Essa semana estou trazendo para o blog uma história direto do interior da Itália. A resenha de hoje é de Um amor incômodo, da italiana Elena Ferrante, um romance ao mesmo tempo curto – em suas modestas 176 páginas, um livro fininho – e extenso, por concentrar muita história no "pequeno recipiente" que pretende ser. Foi o primeiro romance de Ferrante que me propus a ler, depois da recomendação de uma amiga querida; essa é uma escritora que parece estar em alta atualmente, de modo que talvez vocês já tenham ouvido falar dela por aí.

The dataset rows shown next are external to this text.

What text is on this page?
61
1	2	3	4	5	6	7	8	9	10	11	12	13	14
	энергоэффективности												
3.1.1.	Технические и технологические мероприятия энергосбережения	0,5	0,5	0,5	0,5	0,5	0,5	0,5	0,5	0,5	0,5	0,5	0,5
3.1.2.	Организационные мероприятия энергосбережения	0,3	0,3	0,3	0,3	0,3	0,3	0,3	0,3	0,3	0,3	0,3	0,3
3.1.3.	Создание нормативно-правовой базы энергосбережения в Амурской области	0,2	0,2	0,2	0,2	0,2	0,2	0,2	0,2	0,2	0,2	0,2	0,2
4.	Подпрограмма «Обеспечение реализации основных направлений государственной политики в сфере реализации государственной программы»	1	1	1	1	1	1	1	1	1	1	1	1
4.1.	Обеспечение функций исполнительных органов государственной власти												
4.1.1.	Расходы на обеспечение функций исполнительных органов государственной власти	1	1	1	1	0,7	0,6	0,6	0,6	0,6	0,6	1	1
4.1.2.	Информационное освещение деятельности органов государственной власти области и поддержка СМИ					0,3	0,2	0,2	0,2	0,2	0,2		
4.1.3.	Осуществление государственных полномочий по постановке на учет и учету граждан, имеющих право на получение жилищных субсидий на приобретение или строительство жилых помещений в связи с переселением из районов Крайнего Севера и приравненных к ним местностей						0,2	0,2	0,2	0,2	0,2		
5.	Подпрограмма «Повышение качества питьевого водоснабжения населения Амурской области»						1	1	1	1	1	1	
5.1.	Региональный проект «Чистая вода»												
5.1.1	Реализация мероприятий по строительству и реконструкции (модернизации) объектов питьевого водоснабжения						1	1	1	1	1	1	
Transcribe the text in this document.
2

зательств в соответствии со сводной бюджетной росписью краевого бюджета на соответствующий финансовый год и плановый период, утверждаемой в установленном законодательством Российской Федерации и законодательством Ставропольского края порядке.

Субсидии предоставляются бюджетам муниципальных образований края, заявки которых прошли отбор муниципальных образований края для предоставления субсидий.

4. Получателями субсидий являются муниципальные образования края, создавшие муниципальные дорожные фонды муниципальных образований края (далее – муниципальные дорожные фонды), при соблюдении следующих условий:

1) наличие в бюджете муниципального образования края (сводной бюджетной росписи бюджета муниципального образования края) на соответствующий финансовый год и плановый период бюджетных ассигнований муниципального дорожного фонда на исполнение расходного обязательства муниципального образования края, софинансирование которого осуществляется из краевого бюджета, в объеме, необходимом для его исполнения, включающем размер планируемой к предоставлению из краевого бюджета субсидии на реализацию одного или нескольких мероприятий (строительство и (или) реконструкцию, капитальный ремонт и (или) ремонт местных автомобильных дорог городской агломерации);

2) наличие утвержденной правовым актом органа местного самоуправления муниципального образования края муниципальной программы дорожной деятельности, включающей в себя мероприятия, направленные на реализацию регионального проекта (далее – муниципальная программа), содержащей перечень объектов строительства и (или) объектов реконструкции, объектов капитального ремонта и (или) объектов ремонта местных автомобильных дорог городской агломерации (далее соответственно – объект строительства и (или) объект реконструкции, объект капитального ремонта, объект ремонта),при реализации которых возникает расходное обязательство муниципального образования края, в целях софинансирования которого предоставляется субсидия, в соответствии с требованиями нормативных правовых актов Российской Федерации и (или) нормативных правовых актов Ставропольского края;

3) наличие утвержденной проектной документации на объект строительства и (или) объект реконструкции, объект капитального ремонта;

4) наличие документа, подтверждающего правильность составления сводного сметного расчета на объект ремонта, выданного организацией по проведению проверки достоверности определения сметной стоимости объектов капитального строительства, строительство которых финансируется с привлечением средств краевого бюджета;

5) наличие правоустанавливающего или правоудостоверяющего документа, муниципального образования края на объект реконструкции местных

Um amor incômodo, publicado no Brasil pela editora Intrínseca, conta a história de Delia, uma quarentona que vive em Roma. No dia do seu aniversário, Delia recebe a notícia de que sua mãe, Amalia, foi encontrada morta em uma praia. Detalhe: ela estava usando apenas um sutiã de renda caríssimo e luxuoso. Teria sido suicídio? Sabendo que a mãe costumava ser uma mulher modesta, totalmente sem luxos, usando sempre as mesmas roupas velhas, Delia acha tudo isso muito estranho e, ao voltar à sua cidade natal para enterrá-la, decide investigar um pouco sobre os últimos dias de Amalia e confrontar alguns fantasmas do seu passado.

Com o retorno à Nápoles, nossa protagonista vai confrontar os três homens que marcaram, de maneira negativa, a vida de sua mãe: seu tio Filippo, seu pai, e o amigo do pai, o misterioso Caserta. Todos esses homens, de diferentes maneiras, desgraçaram a vida de Amalia – e de Delia também, marcando-a com alguns traumas. Conforme vai relembrando a história desses relacionamentos, essa mulher inquieta começa a pensar que também teve sua parcela de culpa na vida difícil da própria mãe, sentindo-se culpada pelas agressões que ela sofria nas mãos daquele pai monstruoso. 


Ficha Técnica:
Título: Um amor incômodo | Autor: Elena Ferrante | Ano: 2017 | Páginas: 176 | Idioma: português | Editora: Intrínseca

Depois do choque inicial, começamos a perceber que a relação de Delia com Amalia é, no mínimo, estranha. É o próprio "amor incômodo" que o título do livro sugere – mas não o único "amor incômodo" que você encontrará aqui. Percebemos traços de psicanálise e Freud nessa obra: a própria Ferrante já chegou a comentar, quando questionada sobre seu livro, que o título original L'amore molesto – faz referência a um texto de Freud, "Sexualidade feminina", que trata da fase da vida das meninas em que mãe e filha vivem quase em simbiose, indissociáveis. Nesse momento, segundo o estudioso, o pai é visto pela menina como um "rival incômodo". Achei essas referências muito interessantes!  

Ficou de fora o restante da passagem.